Immune Netw. 2009. College of Pharmacy, Sahmyook University,
Seoul, Korea.
It has been recently noticed that type 2 diabetes (T2D), one of the most common
metabolic diseases, causes a chronic low-grade inflammation and activation of
the innate immune system that are closely involved in the pathogenesis of T2D.

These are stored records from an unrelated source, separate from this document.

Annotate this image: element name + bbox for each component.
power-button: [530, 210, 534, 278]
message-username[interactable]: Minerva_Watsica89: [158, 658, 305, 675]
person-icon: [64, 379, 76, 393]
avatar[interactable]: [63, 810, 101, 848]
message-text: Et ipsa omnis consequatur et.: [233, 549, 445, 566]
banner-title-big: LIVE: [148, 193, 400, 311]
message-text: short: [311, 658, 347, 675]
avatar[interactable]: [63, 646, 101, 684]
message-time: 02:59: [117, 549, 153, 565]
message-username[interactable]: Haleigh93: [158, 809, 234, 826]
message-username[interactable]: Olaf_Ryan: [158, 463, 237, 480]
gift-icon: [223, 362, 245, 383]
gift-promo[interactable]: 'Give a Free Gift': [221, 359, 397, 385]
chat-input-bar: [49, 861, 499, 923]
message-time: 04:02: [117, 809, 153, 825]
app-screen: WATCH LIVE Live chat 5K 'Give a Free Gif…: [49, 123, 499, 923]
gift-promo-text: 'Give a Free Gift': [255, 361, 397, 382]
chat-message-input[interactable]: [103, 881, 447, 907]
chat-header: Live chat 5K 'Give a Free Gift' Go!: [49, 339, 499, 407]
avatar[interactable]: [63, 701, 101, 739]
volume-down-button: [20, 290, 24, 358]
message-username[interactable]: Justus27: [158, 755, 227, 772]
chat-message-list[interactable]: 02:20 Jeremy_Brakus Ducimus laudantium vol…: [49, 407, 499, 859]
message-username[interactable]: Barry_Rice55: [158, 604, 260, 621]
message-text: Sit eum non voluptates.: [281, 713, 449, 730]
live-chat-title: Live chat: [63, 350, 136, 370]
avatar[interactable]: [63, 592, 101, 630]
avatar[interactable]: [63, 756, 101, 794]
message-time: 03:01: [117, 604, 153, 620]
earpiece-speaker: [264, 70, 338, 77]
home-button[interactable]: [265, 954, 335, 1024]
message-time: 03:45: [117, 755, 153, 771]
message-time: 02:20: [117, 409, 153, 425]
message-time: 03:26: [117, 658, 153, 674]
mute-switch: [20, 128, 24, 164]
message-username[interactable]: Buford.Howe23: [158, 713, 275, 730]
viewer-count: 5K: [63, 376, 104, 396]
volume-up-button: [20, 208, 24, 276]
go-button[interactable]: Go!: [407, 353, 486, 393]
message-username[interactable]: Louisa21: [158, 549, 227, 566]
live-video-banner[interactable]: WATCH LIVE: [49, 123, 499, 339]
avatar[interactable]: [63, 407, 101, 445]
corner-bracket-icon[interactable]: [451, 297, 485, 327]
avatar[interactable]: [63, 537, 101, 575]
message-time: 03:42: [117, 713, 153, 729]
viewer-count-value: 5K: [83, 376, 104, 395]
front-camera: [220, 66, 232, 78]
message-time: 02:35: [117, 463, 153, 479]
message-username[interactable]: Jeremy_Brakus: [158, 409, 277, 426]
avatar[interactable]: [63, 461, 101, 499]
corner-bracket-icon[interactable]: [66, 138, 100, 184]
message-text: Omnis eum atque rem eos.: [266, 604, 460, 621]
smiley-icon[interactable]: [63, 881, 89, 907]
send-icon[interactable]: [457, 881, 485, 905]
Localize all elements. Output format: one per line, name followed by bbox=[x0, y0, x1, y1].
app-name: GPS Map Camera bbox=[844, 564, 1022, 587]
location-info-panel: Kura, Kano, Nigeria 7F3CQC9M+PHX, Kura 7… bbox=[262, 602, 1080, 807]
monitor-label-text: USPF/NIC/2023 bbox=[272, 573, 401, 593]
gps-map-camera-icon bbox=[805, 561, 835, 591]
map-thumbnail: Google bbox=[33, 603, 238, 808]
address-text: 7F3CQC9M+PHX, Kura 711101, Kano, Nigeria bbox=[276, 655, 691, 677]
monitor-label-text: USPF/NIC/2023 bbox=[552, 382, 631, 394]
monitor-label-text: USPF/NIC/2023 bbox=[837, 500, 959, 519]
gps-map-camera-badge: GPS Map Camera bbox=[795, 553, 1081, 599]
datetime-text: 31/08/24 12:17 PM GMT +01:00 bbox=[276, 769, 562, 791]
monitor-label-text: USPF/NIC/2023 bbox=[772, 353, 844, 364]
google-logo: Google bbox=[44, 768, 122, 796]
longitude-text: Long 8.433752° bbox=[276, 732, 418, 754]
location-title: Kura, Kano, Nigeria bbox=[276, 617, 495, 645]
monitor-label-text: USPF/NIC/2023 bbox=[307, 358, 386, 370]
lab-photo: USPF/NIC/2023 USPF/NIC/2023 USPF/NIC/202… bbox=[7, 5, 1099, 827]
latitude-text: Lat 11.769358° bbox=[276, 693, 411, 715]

In the present study, we tested the role of cordycepin on the anti-diabetic
effect and anti-inflammatory cascades in LPS-stimulated RAW 264.7 cells. We
confirmed the levels of diabetes regulating genes mRNA and protein of cytokines
through RT-PCR and western blot analysis and followed by FACS analysis for the
surface molecules. Cordycepin inhibited the production of NO and
pro-inflammatory cytokines such as IL-1beta, IL-6, and TNF-alpha in
LPS-activated macrophages via suppressing protein expression of pro-inflammatory
mediators. T2D regulating genes such as 11beta-HSD1 and PPARgamma were decreased
as well as expression of co-stimulatory molecules such as ICAM-1 and B7-1/-2
were also decreased with the increment of its concentration. In accordance with
suppressed pro-inflammatory cytokine production lead to inhibition of diabetic
regulating genes in activated macrophages. Cordycepin suppressed NF-kappaB
activation in LPS-activated macrophages. Based on these observations, cordycepin
suppressed T2D regulating genes through the inactivation of NF-kappaB dependent
inflammatory responses and suggesting that cordycepin will provide potential use
as an immunomodulatory agent for treating immunological diseases.